Dianna shook her head, not recognizing the broken spirit in front her, eyes pooling with tears. "He wasn't murdered, Lydie. It was an accident. A horrible, tragic accident."
"Oh, she's not broken." Lydie's voice took on a strange timbre, deeper, richer, almost male. "She's not quite whole, but she's not broken, not by a long shot."
"Henri?" Dianna trembled, the voice of her sister's lover coming out of the mouth of the woman she swaddled and fed too much to bear.
"Dr. Sedah, what's happening?"
"This is what I was talking about," Dr. Sedah replied. "The dissociation giving way to another personality altogether. It's really quite fascinating."
"Quit talking about my sister like she's some sort of lab rat and fix her!" Dianna raged.
"There's no fixing this, I'm afraid," Dr. Sedah mused. "You cannot repair what was already damaged. You cannot fill cracks that run deeper than seas."
"Then what do we do?" Dianna snapped. "I want my sister back!"
"She wants to come with me," Lydie replied, her voice suddenly a lower timbre, half-grin putting a twinkle in her eye. "She'll be happier there and you can visit all you like."
"I don't want to visit, I want her here, Henri!" Dianna's eyes widened, seeing, but not quite believing the all too familiar mannerisms of her sister's intended.

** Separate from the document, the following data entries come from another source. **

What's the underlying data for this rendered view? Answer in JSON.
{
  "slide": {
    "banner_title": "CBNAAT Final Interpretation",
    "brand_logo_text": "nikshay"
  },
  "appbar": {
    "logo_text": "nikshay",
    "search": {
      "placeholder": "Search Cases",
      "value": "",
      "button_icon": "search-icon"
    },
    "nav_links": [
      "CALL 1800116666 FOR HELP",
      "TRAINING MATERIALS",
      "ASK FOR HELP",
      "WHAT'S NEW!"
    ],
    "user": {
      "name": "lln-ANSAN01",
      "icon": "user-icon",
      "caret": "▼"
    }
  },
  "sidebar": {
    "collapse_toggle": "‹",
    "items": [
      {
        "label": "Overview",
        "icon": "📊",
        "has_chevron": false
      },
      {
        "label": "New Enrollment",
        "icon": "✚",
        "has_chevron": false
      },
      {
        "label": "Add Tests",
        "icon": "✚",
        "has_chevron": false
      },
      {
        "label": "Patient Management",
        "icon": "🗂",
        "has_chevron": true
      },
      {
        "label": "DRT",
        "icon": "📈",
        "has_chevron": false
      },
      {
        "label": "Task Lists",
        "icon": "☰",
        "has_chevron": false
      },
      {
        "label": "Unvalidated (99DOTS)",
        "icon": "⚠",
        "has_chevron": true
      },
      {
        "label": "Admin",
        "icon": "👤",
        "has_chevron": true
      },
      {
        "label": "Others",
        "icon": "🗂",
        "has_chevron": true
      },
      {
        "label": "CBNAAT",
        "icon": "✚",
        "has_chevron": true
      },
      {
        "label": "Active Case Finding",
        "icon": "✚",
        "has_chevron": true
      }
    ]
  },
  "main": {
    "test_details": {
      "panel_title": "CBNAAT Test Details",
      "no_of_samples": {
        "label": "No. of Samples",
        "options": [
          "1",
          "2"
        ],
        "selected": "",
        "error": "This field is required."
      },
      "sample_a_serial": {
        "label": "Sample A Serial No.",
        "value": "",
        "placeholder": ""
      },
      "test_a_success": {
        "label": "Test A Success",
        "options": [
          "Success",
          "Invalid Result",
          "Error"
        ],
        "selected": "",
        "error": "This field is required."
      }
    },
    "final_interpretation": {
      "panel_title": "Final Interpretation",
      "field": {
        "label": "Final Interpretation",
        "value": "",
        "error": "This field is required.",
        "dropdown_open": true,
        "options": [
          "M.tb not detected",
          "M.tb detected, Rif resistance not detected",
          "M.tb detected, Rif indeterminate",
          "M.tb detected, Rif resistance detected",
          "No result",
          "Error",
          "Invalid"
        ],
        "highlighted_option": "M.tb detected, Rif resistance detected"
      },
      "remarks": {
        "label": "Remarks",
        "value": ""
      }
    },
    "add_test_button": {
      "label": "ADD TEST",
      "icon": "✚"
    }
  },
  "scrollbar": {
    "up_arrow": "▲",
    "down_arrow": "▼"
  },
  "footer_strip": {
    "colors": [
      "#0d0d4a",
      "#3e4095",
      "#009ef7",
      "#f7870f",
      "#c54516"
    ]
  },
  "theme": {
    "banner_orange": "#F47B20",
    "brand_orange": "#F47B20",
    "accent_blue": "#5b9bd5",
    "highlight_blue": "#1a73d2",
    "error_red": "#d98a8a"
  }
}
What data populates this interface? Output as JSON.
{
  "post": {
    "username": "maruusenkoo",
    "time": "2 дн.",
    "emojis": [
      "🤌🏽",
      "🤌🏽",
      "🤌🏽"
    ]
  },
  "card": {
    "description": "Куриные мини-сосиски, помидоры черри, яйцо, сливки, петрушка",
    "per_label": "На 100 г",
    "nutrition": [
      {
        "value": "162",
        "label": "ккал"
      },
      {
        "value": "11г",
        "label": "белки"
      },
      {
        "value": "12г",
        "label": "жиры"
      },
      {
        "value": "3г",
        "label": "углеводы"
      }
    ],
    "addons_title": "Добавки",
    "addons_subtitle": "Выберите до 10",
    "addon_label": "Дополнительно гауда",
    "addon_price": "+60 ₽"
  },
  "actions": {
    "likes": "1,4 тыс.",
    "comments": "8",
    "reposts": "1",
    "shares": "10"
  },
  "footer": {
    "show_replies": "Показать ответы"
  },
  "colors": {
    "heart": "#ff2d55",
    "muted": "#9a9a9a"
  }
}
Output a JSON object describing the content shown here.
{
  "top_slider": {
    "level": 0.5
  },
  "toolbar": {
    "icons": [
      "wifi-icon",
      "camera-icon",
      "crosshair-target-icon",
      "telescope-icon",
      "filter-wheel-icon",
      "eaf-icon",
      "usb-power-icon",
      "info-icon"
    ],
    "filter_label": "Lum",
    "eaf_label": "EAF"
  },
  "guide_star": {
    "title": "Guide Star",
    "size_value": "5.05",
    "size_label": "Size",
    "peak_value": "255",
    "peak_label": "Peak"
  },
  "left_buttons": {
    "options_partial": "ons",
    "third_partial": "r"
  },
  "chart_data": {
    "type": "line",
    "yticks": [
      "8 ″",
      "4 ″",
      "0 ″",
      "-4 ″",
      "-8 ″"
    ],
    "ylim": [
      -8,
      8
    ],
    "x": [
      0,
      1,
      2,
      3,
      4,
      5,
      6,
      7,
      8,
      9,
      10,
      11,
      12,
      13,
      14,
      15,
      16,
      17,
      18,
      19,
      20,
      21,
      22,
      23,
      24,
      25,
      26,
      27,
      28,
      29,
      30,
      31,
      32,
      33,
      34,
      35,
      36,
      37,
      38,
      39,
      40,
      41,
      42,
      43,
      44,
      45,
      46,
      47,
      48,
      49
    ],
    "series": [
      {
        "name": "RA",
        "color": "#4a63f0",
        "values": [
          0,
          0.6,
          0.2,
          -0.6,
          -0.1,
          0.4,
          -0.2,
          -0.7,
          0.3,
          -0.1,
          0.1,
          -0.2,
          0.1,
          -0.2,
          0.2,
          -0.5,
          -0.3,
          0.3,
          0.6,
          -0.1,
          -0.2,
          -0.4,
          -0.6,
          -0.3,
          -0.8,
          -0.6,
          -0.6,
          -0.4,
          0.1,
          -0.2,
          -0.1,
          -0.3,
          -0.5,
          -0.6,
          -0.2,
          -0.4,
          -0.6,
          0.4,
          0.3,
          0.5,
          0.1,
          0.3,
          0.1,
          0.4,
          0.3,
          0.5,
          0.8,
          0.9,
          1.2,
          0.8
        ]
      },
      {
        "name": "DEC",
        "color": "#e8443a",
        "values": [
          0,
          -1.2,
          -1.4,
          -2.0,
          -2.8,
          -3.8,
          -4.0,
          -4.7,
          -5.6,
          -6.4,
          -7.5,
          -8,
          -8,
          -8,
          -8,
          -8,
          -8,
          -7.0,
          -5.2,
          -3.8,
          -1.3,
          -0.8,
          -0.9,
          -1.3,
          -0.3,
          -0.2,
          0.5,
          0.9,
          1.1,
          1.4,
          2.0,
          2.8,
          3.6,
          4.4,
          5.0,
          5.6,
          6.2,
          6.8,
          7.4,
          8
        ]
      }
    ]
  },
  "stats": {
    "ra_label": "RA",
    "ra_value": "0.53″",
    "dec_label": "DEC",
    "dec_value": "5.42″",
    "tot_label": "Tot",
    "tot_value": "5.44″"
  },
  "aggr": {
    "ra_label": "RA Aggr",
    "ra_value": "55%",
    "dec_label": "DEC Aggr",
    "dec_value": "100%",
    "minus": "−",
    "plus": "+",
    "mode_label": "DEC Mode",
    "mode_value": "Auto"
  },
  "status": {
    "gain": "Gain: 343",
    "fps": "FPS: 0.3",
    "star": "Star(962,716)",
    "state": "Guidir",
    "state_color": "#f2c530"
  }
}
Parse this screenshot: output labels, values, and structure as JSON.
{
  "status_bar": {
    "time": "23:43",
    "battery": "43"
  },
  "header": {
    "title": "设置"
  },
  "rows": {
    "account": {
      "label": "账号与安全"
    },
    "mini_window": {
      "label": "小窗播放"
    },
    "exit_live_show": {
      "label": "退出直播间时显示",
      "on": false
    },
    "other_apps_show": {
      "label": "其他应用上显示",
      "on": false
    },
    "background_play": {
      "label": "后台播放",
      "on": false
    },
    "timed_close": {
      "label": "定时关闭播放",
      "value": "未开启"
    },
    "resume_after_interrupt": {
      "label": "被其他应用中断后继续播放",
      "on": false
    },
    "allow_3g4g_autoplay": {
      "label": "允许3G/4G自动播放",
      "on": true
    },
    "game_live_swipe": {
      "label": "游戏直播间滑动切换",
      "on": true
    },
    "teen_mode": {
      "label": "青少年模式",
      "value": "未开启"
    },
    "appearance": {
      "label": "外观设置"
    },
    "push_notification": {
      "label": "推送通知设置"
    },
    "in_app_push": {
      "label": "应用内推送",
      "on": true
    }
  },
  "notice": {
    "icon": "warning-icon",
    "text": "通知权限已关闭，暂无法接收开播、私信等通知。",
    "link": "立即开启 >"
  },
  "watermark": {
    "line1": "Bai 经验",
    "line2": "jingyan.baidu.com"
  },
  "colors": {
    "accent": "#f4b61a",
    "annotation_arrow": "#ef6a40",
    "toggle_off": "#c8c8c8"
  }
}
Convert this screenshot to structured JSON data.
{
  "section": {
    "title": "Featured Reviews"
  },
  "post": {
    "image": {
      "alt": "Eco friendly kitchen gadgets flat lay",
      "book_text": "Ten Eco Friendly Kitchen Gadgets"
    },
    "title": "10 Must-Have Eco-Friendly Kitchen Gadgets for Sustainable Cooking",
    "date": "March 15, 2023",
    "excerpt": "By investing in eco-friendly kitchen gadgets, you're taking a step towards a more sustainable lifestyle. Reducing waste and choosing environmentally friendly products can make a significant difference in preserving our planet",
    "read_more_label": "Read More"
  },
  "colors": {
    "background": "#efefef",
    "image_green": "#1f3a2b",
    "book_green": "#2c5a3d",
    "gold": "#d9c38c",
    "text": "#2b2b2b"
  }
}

"So, you do believe," Lydie sighed, shaking her head. "All that denial and she sees after all. You know she needs to come home."
"Absolutely not!" Dianna growled. "You let go of her, Henri! Let go of her now!"
Dr. Sedah held Dianna back as she struggled to reach her sister, grasping her waist to keep her from rushing forward.
"Don't blame her, Henri."
Dianna's breath caught in her throat as Lydie's voice was again her own, her clouded eyes fever bright.
"She's been conditioned to the mundane, blinded herself for so long she no longer knows what she sees. Now, take me home, love. If only for a little while."
"No...." Dianna whimpered, breaking away from Dr. Sedah's grasp, catching Lydie's hands in her own.
"Don't worry, Dianna, I'll be back soon enough." Lydie smiled a sad, wistful smile as she put her hand over Dianna's heart. "Until then, I'll be right here."
In a blink of an eye, Lydie was gone, leaving Dianna with great, heaving sobs that brought her to her knees upon the lush green grass.
"No! No! NO!" She screamed. "BRING HER BACK!"
"We can't bring her back, Dianna - she perished with Henri in the fire - we've discussed that before in our sessions." Dr. Sedah crouched down to Dianna, picking up a grey rose laying on the grass beside her.
He turned it slowly in his hand, careful of the thorns, appreciating its unusual beauty, the perfect symmetry of the petals. "Now, tell me Dianna, where did this come from? You know there are no roses in the garden."